Jones competed at the 2024 Olympics in Paris on 3–4 August 2024 in the individual women's skeet event finishing 25th, followed by the mixed teams event on 5 August 2024 with Australian men's skeet teammate, Joshua Bell from Sydney finishing 11th at the Paris Olympic shooting venue in Châteauroux.

==Personal life==

Jones grew up in Lakes Entrance, in southeast Victoria. Her parents still reside in Lakes Entrance and she returns home for coaching with father David at Bairnsdale Field and Game, and Bairnsdale Clay Target Club.
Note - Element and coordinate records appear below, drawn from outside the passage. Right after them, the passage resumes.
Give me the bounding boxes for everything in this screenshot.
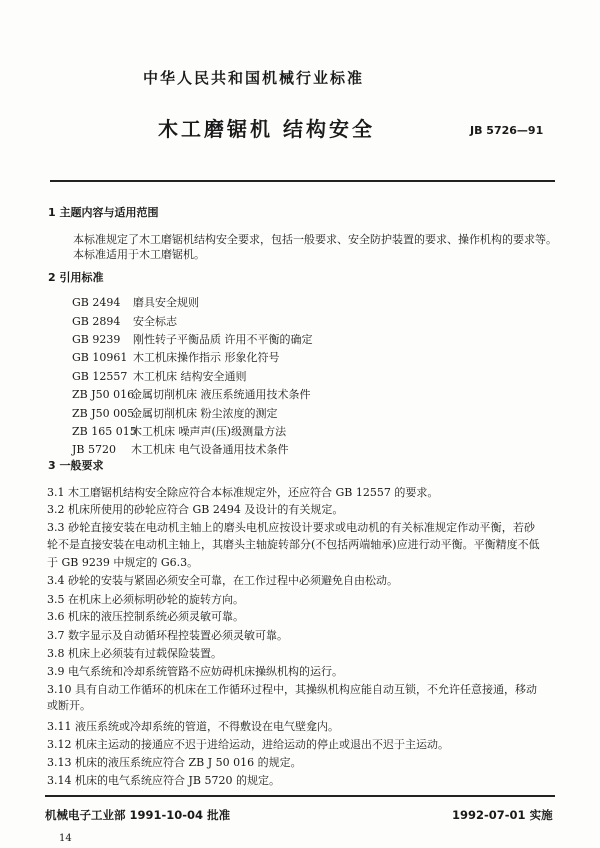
requirement-line: 3.1 木工磨锯机结构安全除应符合本标准规定外，还应符合 GB 12557 的要求。 — [47, 486, 439, 499]
requirement-line: 轮不是直接安装在电动机主轴上，其磨头主轴旋转部分(不包括两端轴承)应进行动平衡。平衡精度不低 — [47, 538, 540, 551]
reference-title: 木工机床 电气设备通用技术条件 — [131, 443, 289, 456]
requirement-line: 3.4 砂轮的安装与紧固必须安全可靠，在工作过程中必须避免自由松动。 — [47, 574, 398, 587]
section-2-heading: 2 引用标准 — [48, 271, 104, 284]
approval-date: 机械电子工业部 1991-10-04 批准 — [45, 808, 231, 822]
reference-title: 安全标志 — [133, 315, 177, 328]
reference-code: JB 5720 — [72, 443, 116, 456]
reference-code: ZB J50 016 — [72, 388, 135, 401]
requirement-line: 3.10 具有自动工作循环的机床在工作循环过程中，其操纵机构应能自动互锁，不允许任意接通，移动 — [47, 683, 537, 696]
requirement-line: 3.3 砂轮直接安装在电动机主轴上的磨头电机应按设计要求或电动机的有关标准规定作动平衡，若砂 — [47, 521, 535, 534]
requirement-line: 3.12 机床主运动的接通应不迟于进给运动，进给运动的停止或退出不迟于主运动。 — [47, 738, 449, 751]
standard-number: JB 5726—91 — [470, 124, 544, 137]
org-title: 中华人民共和国机械行业标准 — [143, 69, 365, 87]
reference-code: ZB J50 005 — [72, 407, 135, 420]
requirement-line: 于 GB 9239 中规定的 G6.3。 — [47, 556, 199, 569]
reference-code: GB 12557 — [72, 370, 128, 383]
requirement-line: 3.5 在机床上必须标明砂轮的旋转方向。 — [47, 593, 244, 606]
doc-title: 木工磨锯机 结构安全 — [158, 117, 375, 141]
reference-code: GB 10961 — [72, 351, 128, 364]
reference-code: GB 2494 — [72, 296, 121, 309]
reference-code: GB 2894 — [72, 315, 121, 328]
requirement-line: 3.13 机床的液压系统应符合 ZB J 50 016 的规定。 — [47, 756, 302, 769]
reference-title: 金属切削机床 粉尘浓度的测定 — [131, 407, 278, 420]
section-1-line: 本标准规定了木工磨锯机结构安全要求，包括一般要求、安全防护装置的要求、操作机构的要求等。 — [73, 233, 557, 246]
reference-code: GB 9239 — [72, 333, 121, 346]
reference-title: 磨具安全规则 — [133, 296, 199, 309]
section-1-line: 本标准适用于木工磨锯机。 — [73, 248, 205, 261]
section-3-heading: 3 一般要求 — [48, 459, 104, 472]
section-1-heading: 1 主题内容与适用范围 — [48, 206, 159, 219]
reference-title: 金属切削机床 液压系统通用技术条件 — [131, 388, 311, 401]
reference-title: 木工机床 结构安全通则 — [133, 370, 247, 383]
reference-title: 木工机床操作指示 形象化符号 — [133, 351, 280, 364]
requirement-line: 或断开。 — [47, 699, 91, 712]
requirement-line: 3.14 机床的电气系统应符合 JB 5720 的规定。 — [47, 774, 280, 787]
page-number: 14 — [59, 833, 72, 844]
requirement-line: 3.11 液压系统或冷却系统的管道，不得敷设在电气壁龛内。 — [47, 720, 339, 733]
requirement-line: 3.6 机床的液压控制系统必须灵敏可靠。 — [47, 610, 244, 623]
requirement-line: 3.2 机床所使用的砂轮应符合 GB 2494 及设计的有关规定。 — [47, 503, 344, 516]
header-rule — [50, 180, 555, 182]
footer-rule — [45, 795, 555, 797]
requirement-line: 3.8 机床上必须装有过载保险装置。 — [47, 647, 222, 660]
requirement-line: 3.9 电气系统和冷却系统管路不应妨碍机床操纵机构的运行。 — [47, 665, 343, 678]
requirement-line: 3.7 数字显示及自动循环程控装置必须灵敏可靠。 — [47, 629, 288, 642]
reference-title: 刚性转子平衡品质 许用不平衡的确定 — [133, 333, 313, 346]
reference-code: ZB 165 015 — [72, 425, 137, 438]
reference-title: 木工机床 噪声声(压)级测量方法 — [131, 425, 287, 438]
effective-date: 1992-07-01 实施 — [452, 808, 553, 822]
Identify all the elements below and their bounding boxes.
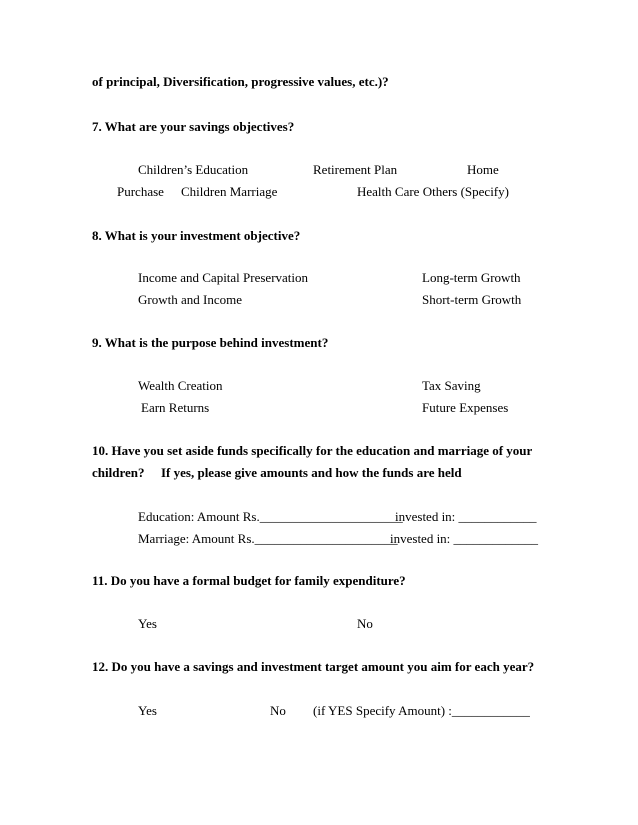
question-11: 11. Do you have a formal budget for family expenditure?	[92, 573, 406, 588]
q7-option-childrens-education: Children’s Education	[138, 162, 249, 177]
q7-option-health-care-others: Health Care Others (Specify)	[357, 184, 509, 199]
question-9: 9. What is the purpose behind investment?	[92, 335, 329, 350]
question-10-line-2a: children?	[92, 465, 145, 480]
q10-education-amount: Education: Amount Rs.______________________	[138, 509, 403, 524]
q9-option-earn-returns: Earn Returns	[141, 400, 210, 415]
question-10-line-1: 10. Have you set aside funds specifically for the education and marriage of your	[92, 443, 533, 458]
question-12: 12. Do you have a savings and investment target amount you aim for each year?	[92, 659, 535, 674]
q8-option-income-capital: Income and Capital Preservation	[138, 270, 309, 285]
q9-option-tax-saving: Tax Saving	[422, 378, 481, 393]
q7-option-retirement-plan: Retirement Plan	[313, 162, 398, 177]
q11-option-no: No	[357, 616, 373, 631]
q10-marriage-invested: invested in: _____________	[390, 531, 539, 546]
question-7: 7. What are your savings objectives?	[92, 119, 295, 134]
q7-option-children-marriage: Children Marriage	[181, 184, 278, 199]
q9-option-wealth-creation: Wealth Creation	[138, 378, 223, 393]
q10-education-invested: invested in: ____________	[395, 509, 537, 524]
q11-option-yes: Yes	[138, 616, 157, 631]
q12-option-yes: Yes	[138, 703, 157, 718]
q12-specify-amount: (if YES Specify Amount) :____________	[313, 703, 530, 718]
q8-option-long-term-growth: Long-term Growth	[422, 270, 521, 285]
q8-option-growth-income: Growth and Income	[138, 292, 242, 307]
intro-text: of principal, Diversification, progressive values, etc.)?	[92, 74, 389, 89]
q10-marriage-amount: Marriage: Amount Rs.______________________	[138, 531, 398, 546]
question-10-line-2b: If yes, please give amounts and how the funds are held	[161, 465, 462, 480]
q8-option-short-term-growth: Short-term Growth	[422, 292, 522, 307]
q12-option-no: No	[270, 703, 286, 718]
q7-option-home: Home	[467, 162, 499, 177]
q7-option-purchase: Purchase	[117, 184, 164, 199]
question-8: 8. What is your investment objective?	[92, 228, 301, 243]
q9-option-future-expenses: Future Expenses	[422, 400, 509, 415]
During COVID Jones built a house in Leongatha with her partner and moved to South Gippsland, closer to university, her coach Lauryn Mark and Melbourne Airport.

When not competing, Jones enjoys distance running and interestingly competed in her debut marathon during the Paris Olympics after concluding competition in her own events in the Marathon Pour Tous, on the Olympic marathon course.

==Awards==

- Gippsland Sports Academy Gippstar Award 2017.
- East Gippsland Shire Young Citizen of the Year 2018, for outstanding contribution to her sport.